En 1989, lorsque l’idée de créer ma propre école de danse à Friedrichshafen commençait à prendre forme, j’étais plein d’enthousiasme. Le nom « École de danse n°1 » devrait être une promesse – la meilleure adresse pour les amateurs de danse de la ville. Les premiers locaux ont été trouvés dans le restaurant « Hirschen » de la Charlottenstrasse, et je me suis immédiatement mis à concevoir des flyers et des formulaires d'inscription. À l’époque, ce n’étaient pas des tâches faciles ; Les formulaires étaient imprimés à l’aide de jeux de copies carbone, qui étaient coûteux et complexes à produire.
Dès que l'impression fut terminée et que les premiers flyers furent distribués, je reçus un message inattendu. Le leader de longue date des écoles de danse de Friedrichshafen, qui possédait pratiquement seul le marché, avait intenté une action en justice. Il a intenté un procès pour violation de publicité et de marque – le nom « N°1 » était une épine dans son pied. « Comment oserais-je m’appeler numéro 1 ? » son message semblait dire.

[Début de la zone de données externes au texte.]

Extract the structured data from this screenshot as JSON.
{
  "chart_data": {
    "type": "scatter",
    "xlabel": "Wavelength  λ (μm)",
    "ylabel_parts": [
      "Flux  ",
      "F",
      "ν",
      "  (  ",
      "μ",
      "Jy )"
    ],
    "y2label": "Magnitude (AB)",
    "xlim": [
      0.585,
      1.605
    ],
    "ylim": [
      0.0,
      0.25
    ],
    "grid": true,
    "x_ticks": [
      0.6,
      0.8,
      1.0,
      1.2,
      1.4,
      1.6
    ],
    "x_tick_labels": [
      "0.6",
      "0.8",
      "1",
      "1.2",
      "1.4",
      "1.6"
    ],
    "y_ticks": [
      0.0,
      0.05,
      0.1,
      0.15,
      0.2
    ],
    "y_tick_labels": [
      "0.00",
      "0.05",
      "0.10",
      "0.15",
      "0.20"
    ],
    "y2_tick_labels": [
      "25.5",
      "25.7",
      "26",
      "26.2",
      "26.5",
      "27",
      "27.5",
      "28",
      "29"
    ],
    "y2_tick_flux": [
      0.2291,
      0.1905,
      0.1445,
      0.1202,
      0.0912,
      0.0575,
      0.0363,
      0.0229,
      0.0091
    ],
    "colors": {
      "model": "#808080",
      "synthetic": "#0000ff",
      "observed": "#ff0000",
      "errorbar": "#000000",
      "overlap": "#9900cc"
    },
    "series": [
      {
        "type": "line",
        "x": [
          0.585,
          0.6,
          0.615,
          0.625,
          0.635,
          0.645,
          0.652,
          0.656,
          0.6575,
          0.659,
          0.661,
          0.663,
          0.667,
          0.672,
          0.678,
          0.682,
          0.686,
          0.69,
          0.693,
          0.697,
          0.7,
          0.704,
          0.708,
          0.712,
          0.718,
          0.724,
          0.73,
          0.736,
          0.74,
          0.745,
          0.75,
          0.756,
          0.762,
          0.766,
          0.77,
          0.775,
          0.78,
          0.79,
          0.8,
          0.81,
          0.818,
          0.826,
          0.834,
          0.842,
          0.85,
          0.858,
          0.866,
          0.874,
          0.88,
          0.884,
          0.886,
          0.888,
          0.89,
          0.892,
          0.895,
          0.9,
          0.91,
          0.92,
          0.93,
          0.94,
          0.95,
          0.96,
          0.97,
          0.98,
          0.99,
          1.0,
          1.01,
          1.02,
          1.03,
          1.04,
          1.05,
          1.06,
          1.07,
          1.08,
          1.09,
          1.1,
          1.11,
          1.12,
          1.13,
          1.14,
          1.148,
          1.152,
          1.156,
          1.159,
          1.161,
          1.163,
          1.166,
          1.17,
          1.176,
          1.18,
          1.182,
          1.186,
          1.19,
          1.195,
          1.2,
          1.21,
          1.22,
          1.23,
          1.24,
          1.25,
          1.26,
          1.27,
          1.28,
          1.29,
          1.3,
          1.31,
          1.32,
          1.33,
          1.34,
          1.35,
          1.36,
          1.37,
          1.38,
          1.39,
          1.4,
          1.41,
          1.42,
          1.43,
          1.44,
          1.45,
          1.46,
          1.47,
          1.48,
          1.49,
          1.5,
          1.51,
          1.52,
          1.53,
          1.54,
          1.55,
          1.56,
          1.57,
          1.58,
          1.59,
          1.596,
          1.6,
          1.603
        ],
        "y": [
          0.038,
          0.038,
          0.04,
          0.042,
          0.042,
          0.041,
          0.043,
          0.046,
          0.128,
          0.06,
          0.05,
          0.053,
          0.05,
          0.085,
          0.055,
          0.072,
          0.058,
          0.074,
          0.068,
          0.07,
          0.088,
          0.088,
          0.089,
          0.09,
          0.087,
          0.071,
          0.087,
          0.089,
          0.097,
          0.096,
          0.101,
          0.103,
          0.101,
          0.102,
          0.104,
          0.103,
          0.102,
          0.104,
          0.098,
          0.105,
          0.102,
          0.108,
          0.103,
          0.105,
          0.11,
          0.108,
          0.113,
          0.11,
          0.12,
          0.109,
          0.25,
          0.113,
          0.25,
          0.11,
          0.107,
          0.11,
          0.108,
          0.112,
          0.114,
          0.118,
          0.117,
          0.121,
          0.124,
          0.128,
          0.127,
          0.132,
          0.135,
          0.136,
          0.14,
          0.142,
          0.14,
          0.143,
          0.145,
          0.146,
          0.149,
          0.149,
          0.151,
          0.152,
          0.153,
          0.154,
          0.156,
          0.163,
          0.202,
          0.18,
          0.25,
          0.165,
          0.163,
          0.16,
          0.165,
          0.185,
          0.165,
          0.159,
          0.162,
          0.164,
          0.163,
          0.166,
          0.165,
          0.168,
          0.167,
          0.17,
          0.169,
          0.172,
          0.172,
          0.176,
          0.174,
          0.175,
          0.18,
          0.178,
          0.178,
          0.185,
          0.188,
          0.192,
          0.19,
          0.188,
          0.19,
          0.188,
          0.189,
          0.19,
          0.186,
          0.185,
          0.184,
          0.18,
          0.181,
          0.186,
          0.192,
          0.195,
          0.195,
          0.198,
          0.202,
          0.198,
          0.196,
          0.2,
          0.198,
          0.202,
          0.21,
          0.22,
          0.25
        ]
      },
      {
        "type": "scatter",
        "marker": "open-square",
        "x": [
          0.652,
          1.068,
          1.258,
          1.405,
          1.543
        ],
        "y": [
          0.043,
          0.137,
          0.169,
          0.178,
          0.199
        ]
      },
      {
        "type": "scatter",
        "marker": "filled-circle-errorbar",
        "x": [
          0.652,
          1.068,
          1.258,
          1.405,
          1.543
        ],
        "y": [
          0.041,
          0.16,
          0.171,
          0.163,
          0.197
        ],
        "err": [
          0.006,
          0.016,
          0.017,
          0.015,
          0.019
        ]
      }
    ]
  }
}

La panique m’a saisi. Que dois-je faire maintenant ? Des milliers de formulaires coûteux, tous inutilisables ? Puis ma mère a eu une idée aussi ingénieuse que simple. Avec un sourire aux lèvres, elle dit : « Mon fils, prends un stylo et tes amis. Change le « n° 1 » en « n° 10 » avec un gribouillis. » Et c'est ce qui s'est passé. En un après-midi, nous avons transformé « École de danse n°1 » en « École de danse n°10 ».
Qui aurait pu penser que cette idée apparemment improvisée permettrait non seulement d’éviter le procès imminent, mais aussi de jeter les bases d’un nom qui perdure jusqu’à aujourd’hui ? D'une prétendue crise est née une marque qui est encore connue aujourd'hui à Friedrichshafen et au-delà. Parfois, c'est précisément au bout d'un arc-en-ciel que réside le bonheur, dans des idées inattendues.